Der IHK-Bereich entspricht dem ehemaligen Verwaltungsbezirk Oldenburg, der bei der Bildung des Landes Niedersachsen 1946 eingerichtet worden war. Die Grenzen bilden im Norden die Insel Wangerooge, im Süden der Landkreis Vechta. Östliche und westliche Grenzen der Kammerregion sind die kreisfreie Stadt Delmenhorst und der Landkreis Ammerland. Als Mitglied der Oldenburgischen Landschaft, ebenfalls Körperschaft des öffentlichen Rechts, engagiert sie sich zur Wahrung der Oldenburgischen Identität, die auch Wirtschaft und Handel der Region prägt.

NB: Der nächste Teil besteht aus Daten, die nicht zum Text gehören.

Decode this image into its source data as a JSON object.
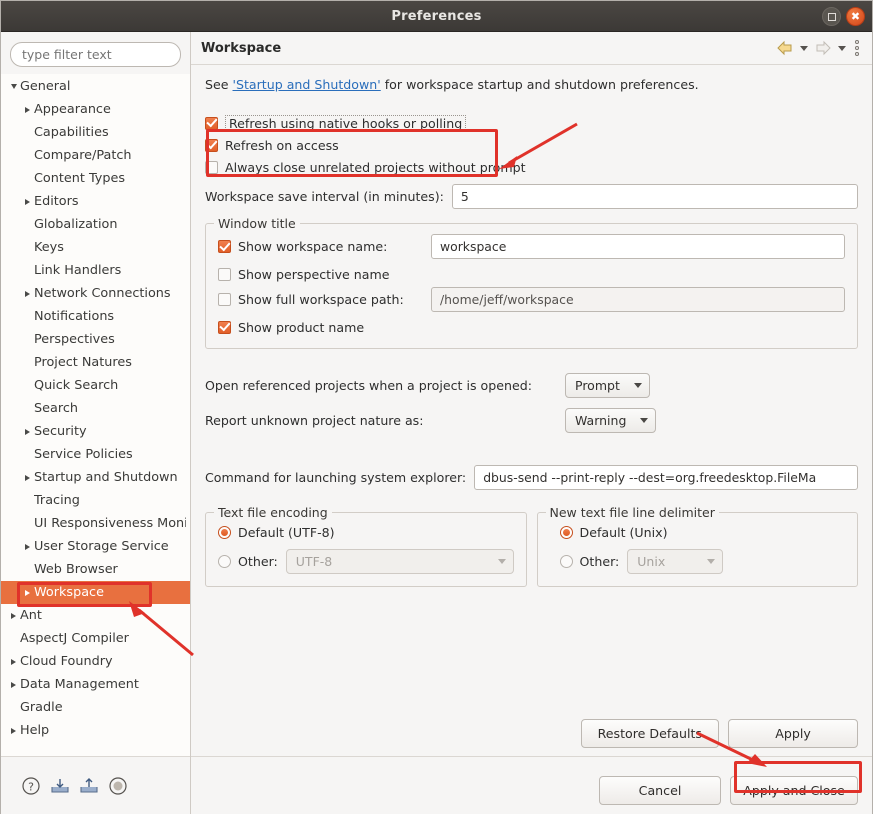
{
  "window": {
    "title": "Preferences",
    "maximize_icon": "maximize-icon",
    "close_icon": "close-icon"
  },
  "sidebar": {
    "filter_placeholder": "type filter text",
    "filter_value": "",
    "items": [
      {
        "label": "General",
        "indent": 0,
        "twisty": "down",
        "selected": false
      },
      {
        "label": "Appearance",
        "indent": 1,
        "twisty": "right",
        "selected": false
      },
      {
        "label": "Capabilities",
        "indent": 1,
        "twisty": "none",
        "selected": false
      },
      {
        "label": "Compare/Patch",
        "indent": 1,
        "twisty": "none",
        "selected": false
      },
      {
        "label": "Content Types",
        "indent": 1,
        "twisty": "none",
        "selected": false
      },
      {
        "label": "Editors",
        "indent": 1,
        "twisty": "right",
        "selected": false
      },
      {
        "label": "Globalization",
        "indent": 1,
        "twisty": "none",
        "selected": false
      },
      {
        "label": "Keys",
        "indent": 1,
        "twisty": "none",
        "selected": false
      },
      {
        "label": "Link Handlers",
        "indent": 1,
        "twisty": "none",
        "selected": false
      },
      {
        "label": "Network Connections",
        "indent": 1,
        "twisty": "right",
        "selected": false
      },
      {
        "label": "Notifications",
        "indent": 1,
        "twisty": "none",
        "selected": false
      },
      {
        "label": "Perspectives",
        "indent": 1,
        "twisty": "none",
        "selected": false
      },
      {
        "label": "Project Natures",
        "indent": 1,
        "twisty": "none",
        "selected": false
      },
      {
        "label": "Quick Search",
        "indent": 1,
        "twisty": "none",
        "selected": false
      },
      {
        "label": "Search",
        "indent": 1,
        "twisty": "none",
        "selected": false
      },
      {
        "label": "Security",
        "indent": 1,
        "twisty": "right",
        "selected": false
      },
      {
        "label": "Service Policies",
        "indent": 1,
        "twisty": "none",
        "selected": false
      },
      {
        "label": "Startup and Shutdown",
        "indent": 1,
        "twisty": "right",
        "selected": false
      },
      {
        "label": "Tracing",
        "indent": 1,
        "twisty": "none",
        "selected": false
      },
      {
        "label": "UI Responsiveness Monitoring",
        "indent": 1,
        "twisty": "none",
        "selected": false
      },
      {
        "label": "User Storage Service",
        "indent": 1,
        "twisty": "right",
        "selected": false
      },
      {
        "label": "Web Browser",
        "indent": 1,
        "twisty": "none",
        "selected": false
      },
      {
        "label": "Workspace",
        "indent": 1,
        "twisty": "right",
        "selected": true
      },
      {
        "label": "Ant",
        "indent": 0,
        "twisty": "right",
        "selected": false
      },
      {
        "label": "AspectJ Compiler",
        "indent": 0,
        "twisty": "none",
        "selected": false
      },
      {
        "label": "Cloud Foundry",
        "indent": 0,
        "twisty": "right",
        "selected": false
      },
      {
        "label": "Data Management",
        "indent": 0,
        "twisty": "right",
        "selected": false
      },
      {
        "label": "Gradle",
        "indent": 0,
        "twisty": "none",
        "selected": false
      },
      {
        "label": "Help",
        "indent": 0,
        "twisty": "right",
        "selected": false
      }
    ],
    "bottom_icons": [
      "help-icon",
      "import-icon",
      "export-icon",
      "target-icon"
    ]
  },
  "page": {
    "title": "Workspace",
    "header_icons": [
      "back-arrow-icon",
      "back-dropdown-caret-icon",
      "forward-arrow-icon",
      "forward-dropdown-caret-icon",
      "view-menu-icon"
    ],
    "intro_prefix": "See ",
    "intro_link": "'Startup and Shutdown'",
    "intro_suffix": " for workspace startup and shutdown preferences.",
    "checkboxes": [
      {
        "label": "Refresh using native hooks or polling",
        "checked": true,
        "mnemonic": "R",
        "focused": true
      },
      {
        "label": "Refresh on access",
        "checked": true,
        "mnemonic": "s",
        "focused": false
      },
      {
        "label": "Always close unrelated projects without prompt",
        "checked": false,
        "mnemonic": "c",
        "focused": false
      }
    ],
    "save_interval": {
      "label": "Workspace save interval (in minutes):",
      "value": "5"
    },
    "window_title_group": {
      "legend": "Window title",
      "show_workspace_name": {
        "label": "Show workspace name:",
        "checked": true,
        "value": "workspace"
      },
      "show_perspective_name": {
        "label": "Show perspective name",
        "checked": false
      },
      "show_full_path": {
        "label": "Show full workspace path:",
        "checked": false,
        "value": "/home/jeff/workspace"
      },
      "show_product_name": {
        "label": "Show product name",
        "checked": true
      }
    },
    "open_referenced": {
      "label": "Open referenced projects when a project is opened:",
      "value": "Prompt"
    },
    "report_nature": {
      "label": "Report unknown project nature as:",
      "value": "Warning"
    },
    "system_explorer": {
      "label": "Command for launching system explorer:",
      "value": "dbus-send --print-reply --dest=org.freedesktop.FileMa"
    },
    "encoding_group": {
      "legend": "Text file encoding",
      "default_label": "Default (UTF-8)",
      "default_selected": true,
      "other_label": "Other:",
      "other_selected": false,
      "other_value": "UTF-8"
    },
    "delimiter_group": {
      "legend": "New text file line delimiter",
      "default_label": "Default (Unix)",
      "default_selected": true,
      "other_label": "Other:",
      "other_selected": false,
      "other_value": "Unix"
    }
  },
  "buttons": {
    "restore_defaults": "Restore Defaults",
    "apply": "Apply",
    "cancel": "Cancel",
    "apply_and_close": "Apply and Close"
  },
  "annotations": {
    "color": "#e0322a",
    "highlighted": [
      "refresh-checkbox-group",
      "workspace-tree-item",
      "apply-and-close-button"
    ]
  }
}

Die Oldenburgische Industrie- und Handelskammer ist eine von 79 Industrie- und Handelskammern in Deutschland mit Sitz in Oldenburg (Niedersachsen). Die 71-köpfige Vollversammlung, die alle fünf Jahre neu gewählt wird, ist das oberste Gremium und Beschlussorgan der IHK. Das Präsidium wird von den Mitgliedern der Vollversammlung in einer konstituierenden Sitzung gewählt. Die Wahl des aktuellen Präsidiums erfolgte am 1. Dezember 2015. Die Oldenburgische IHK wird gemeinsam durch den Präsidenten Gert Stuke und den Hauptgeschäftsführer Dr.

Thomas Hildebrandt (seit 1. Januar 2019) vertreten. Dem Präsidium gehören als Vizepräsidenten die Unternehmer Michael Engelbrecht, Maike Kornemann-Kuhnt, Jan Müller, Tom Nietiedt, Stefan Schnier und Franz Thole an. Karl Harms ist Ehrenpräsident. [5] Die Oldenburgische IHK widmet sich sechs Geschäftsfeldern: Ausbildung und Weiterbildung; Gründung und Förderung; Recht und Steuern; Innovation, Energie, Umwelt; Geschäfte weltweit; Unsere Region. Die IHK informiert und berät Unternehmen, zum Beispiel auf den Gebieten duale Ausbildung, Außenwirtschaft, betrieblicher Umweltschutz, Innovation oder Wettbewerbsrecht. Sie nimmt hoheitliche Aufgaben für die Unternehmen anstelle des Staates wahr, zum Beispiel in der Berufsausbildung und im Sachverständigenwesen. Außerdem bündelt sie die Interessen der Wirtschaft im IHK-Bereich und vertritt sie gegenüber Politik und Verwaltung, zum Beispiel in Fragen der Regionalentwicklung und der Verkehrsinfrastruktur. Gemeinsam mit der Wirtschaft beschleunigt die IHK beispielsweise Verkehrsprojekte, wie den A1- Ausbau, den Bau der Küstenautobahn A 20, den JadeWeserPort, leistungsfähige Bahnverbindungen sowie Wasserstraßen. [6] Die Oldenburgische IHK engagiert sich in der Metropolregion Nordwest. 16 Städte und Landkreise aus dem Nordwesten, die Länder Bremen und Niedersachsen sowie sechs Industrie- und Handelskammern arbeiten in enger Abstimmung an den zehn ausgewählten Zukunftsfeldern der Metropolregion.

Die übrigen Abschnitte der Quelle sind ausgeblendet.